Aber sie hütete sich, ein Wort darüber zu verlieren, daß sie sich bereits mit Julian Vreden über Jessica unterhalten hatte.
Bevor Jessica einschlief, dachte sie an den Mann aus ihrem Traum, der in der Hotelhalle lebendig geworden war.
*
Sie war so müde, daß sie dann sofort eingeschlafen war, aber kurz nach acht Uhr erwachte sie. Gleich dachte sie daran, daß sie Dr. Vreden beim Frühstück treffen konnte.
Sie ging ins Bad und duschte ausgiebig. Dann überlegte sie, was sie anziehen könnte. Warum wollte dieser Mann sie sprechen? Warum hatte er sie so seltsam angesehen. Woher kannte er ihren Namen?
Hatte er ihn gestern zum ersten Mal gehört oder schon vorher im Zusammenhang mit Kollberg?

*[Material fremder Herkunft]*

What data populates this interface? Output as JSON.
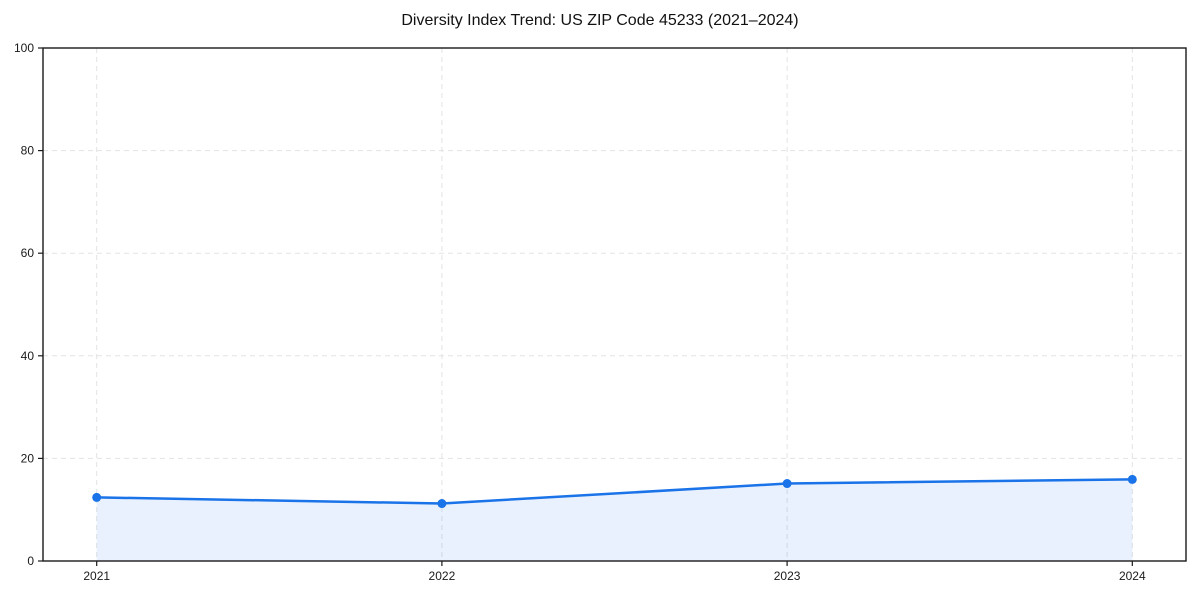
{
  "figure": {
    "title": "Diversity Index Trend: US ZIP Code 45233 (2021–2024)"
  },
  "chart_data": {
    "type": "area",
    "title": "Diversity Index Trend: US ZIP Code 45233 (2021–2024)",
    "x": [
      2021,
      2022,
      2023,
      2024
    ],
    "x_tick_labels": [
      "2021",
      "2022",
      "2023",
      "2024"
    ],
    "series": [
      {
        "name": "Diversity Index",
        "values": [
          12.4,
          11.2,
          15.1,
          15.9
        ]
      }
    ],
    "xlabel": "",
    "ylabel": "",
    "ylim": [
      0,
      100
    ],
    "yticks": [
      0,
      20,
      40,
      60,
      80,
      100
    ],
    "grid": {
      "visible": true,
      "style": "dashed",
      "axes": "both"
    },
    "legend": {
      "visible": false
    },
    "colors": {
      "line": "#1a73e8",
      "marker": "#1a73e8",
      "fill": "#1a73e8",
      "fill_opacity": 0.1,
      "gridline": "#e3e3e3",
      "axis_box": "#1a1a1a",
      "tick_text": "#1a1a1a"
    }
  }
}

All das ging ihr durch den Sinn, und dabei verstrich die Zeit. Bis sie ihre Morgentoilette beendet hatte und angekleidet war, war es schon neun Uhr geworden.
Sie konnte es nicht verhindern, daß ihr Herz schneller schlug, als sie mit dem Lift abwärts fuhr und dann zum Frühstücksraum ging.
Sie sah ihn sofort, und er hatte auch zur Tür gesehen und sprang gleich auf.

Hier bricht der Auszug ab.